Executive Officer” shall mean the Company’s “officers” as defined in Rule 16a-1 (i.e. Section 16 officers) of the Exchange Act which include the Company’s president, principal financial officer, principal accounting officer (or if there is no such accounting officer, the controller), any vice-president of the Company in charge of a principal business unit, division, or function (such as sales, administration, or finance), any other officer who performs a policy-making function, or any other person who performs similar policymaking functions for the Company. Executive officers of the Company’s parent(s) or subsidiaries shall be deemed executive officers of the Company if they perform such policy making functions for the Company.
Financial Reporting Measures” shall mean measures that are determined and presented in accordance with the accounting principles used in preparing the Company’s financial statements, and any measures that are derived wholly or in part from such measures, including, without limitation, stock price and total shareholder return (in each case, regardless of whether such measures are presented within the Company’s financial statements or included in a filing with the Securities and Exchange Commission).
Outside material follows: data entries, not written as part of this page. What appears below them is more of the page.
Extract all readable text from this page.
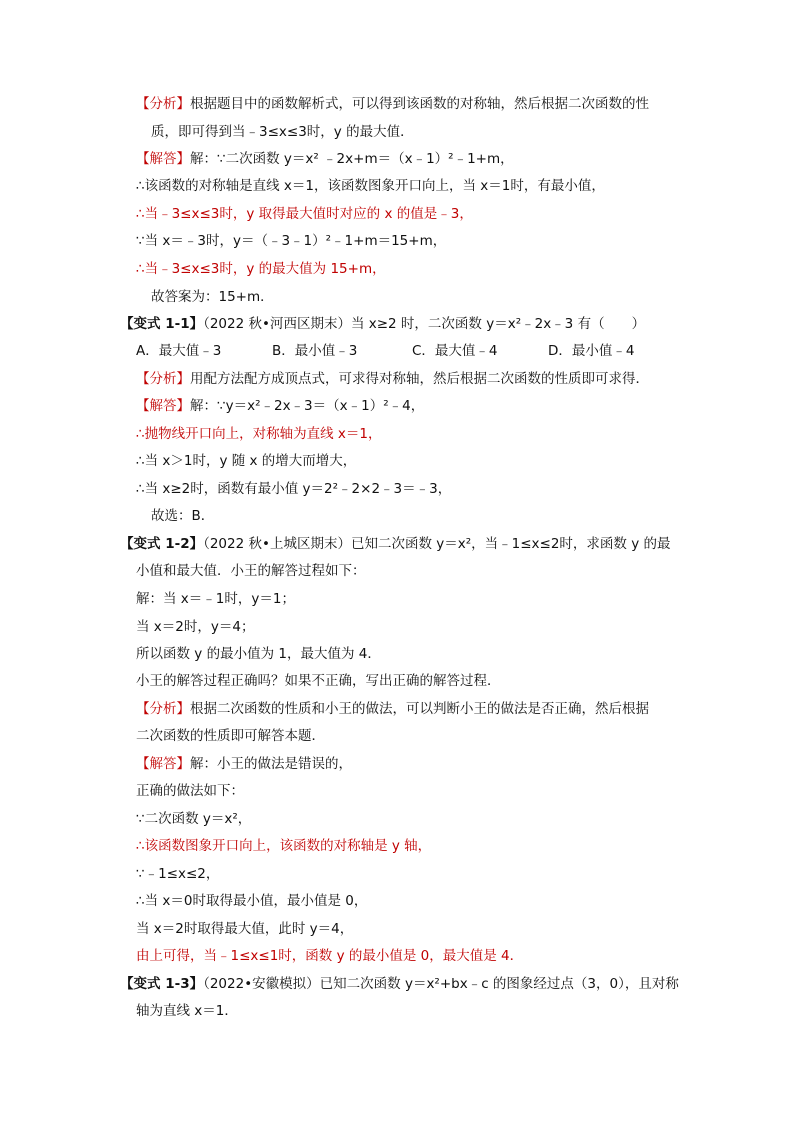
【分析】根据题目中的函数解析式，可以得到该函数的对称轴，然后根据二次函数的性
质，即可得到当﹣3≤x≤3时，y 的最大值．
【解答】解：∵二次函数 y＝x² ﹣2x+m＝（x﹣1）²﹣1+m，
∴该函数的对称轴是直线 x＝1，该函数图象开口向上，当 x＝1时，有最小值，
∴当﹣3≤x≤3时，y 取得最大值时对应的 x 的值是﹣3，
∵当 x＝﹣3时，y＝（﹣3﹣1）²﹣1+m＝15+m，
∴当﹣3≤x≤3时，y 的最大值为 15+m，
故答案为：15+m．
【变式 1-1】（2022 秋•河西区期末）当 x≥2 时，二次函数 y＝x²﹣2x﹣3 有（　　）
A．最大值﹣3	B．最小值﹣3	C．最大值﹣4	D．最小值﹣4
【分析】用配方法配方成顶点式，可求得对称轴，然后根据二次函数的性质即可求得．
【解答】解：∵y＝x²﹣2x﹣3＝（x﹣1）²﹣4，
∴抛物线开口向上，对称轴为直线 x＝1，
∴当 x＞1时，y 随 x 的增大而增大，
∴当 x≥2时，函数有最小值 y＝2²﹣2×2﹣3＝﹣3，
故选：B．
【变式 1-2】（2022 秋•上城区期末）已知二次函数 y＝x²，当﹣1≤x≤2时，求函数 y 的最
小值和最大值．小王的解答过程如下：
解：当 x＝﹣1时，y＝1；
当 x＝2时，y＝4；
所以函数 y 的最小值为 1，最大值为 4．
小王的解答过程正确吗？如果不正确，写出正确的解答过程．
【分析】根据二次函数的性质和小王的做法，可以判断小王的做法是否正确，然后根据
二次函数的性质即可解答本题．
【解答】解：小王的做法是错误的，
正确的做法如下：
∵二次函数 y＝x²，
∴该函数图象开口向上，该函数的对称轴是 y 轴，
∵﹣1≤x≤2，
∴当 x＝0时取得最小值，最小值是 0，
当 x＝2时取得最大值，此时 y＝4，
由上可得，当﹣1≤x≤1时，函数 y 的最小值是 0，最大值是 4．
【变式 1-3】（2022•安徽模拟）已知二次函数 y＝x²+bx﹣c 的图象经过点（3，0），且对称
轴为直线 x＝1．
Fiscal Year” shall mean the Company’s fiscal year; provided that a Transition Period between the last day of the Company’s previous fiscal year end and the first day of its new fiscal year that comprises a period of nine to 12 months will be deemed a completed fiscal year.
Incentive Compensation” shall mean any compensation (whether cash or equity-based) that is granted, earned, or vested based wholly or in part upon the attainment of a Financial Reporting Measure, and may include, but shall not be limited to, performance bonuses and long-term incentive awards such as stock options, stock appreciation rights, restricted stock, restricted stock units, performance share units or other equity-based awards. For the avoidance of doubt, Incentive Compensation does not include base salaries, awards that vest exclusively upon completion of a specified employment period, without any performance condition, and bonus awards that are discretionary or based on subjective goals or goals unrelated to Financial Reporting Measures.Notwithstanding the foregoing, compensation amounts shall



not be considered “Incentive Compensation” for purposes of the Policy unless such compensation is Received (1) while the Company has a class of securities listed on a national securities exchange or a national securities association and (2) on or after October 2, 2023.
Listing Rules” shall mean Section 303A.14 of the New York Stock Exchange Listed Company Manual, as such section may be amended from time to time.
Masonite Executive Leadership Team shall mean executive band officers who directly report to the Chief Executive Officer of the Company.
Received.” Incentive Compensation is deemed “Received” in the Company’s fiscal period during which the Financial Reporting Measure specified in the Incentive Compensation award is attained, even if the payment or grant of the Incentive Compensation occurs after the end of that period.
Restatement” shall mean an accounting restatement due to the material noncompliance of the Company with any financial reporting requirement under the securities laws, including any required accounting restatement to correct an error in previously issued financial statements that is material to the Company’s previously issued financial statements (commonly referred to as “Big R” restatements), or that would result in a material misstatement if the error were corrected in the current period or left uncorrected in the current period (commonly referred to as “little r” restatements).
Transition Period” shall mean any transition period that results from a change in the Company’s Fiscal Year within or immediately following the three completed Fiscal Years immediately preceding the Company’s requirement to prepare a Restatement.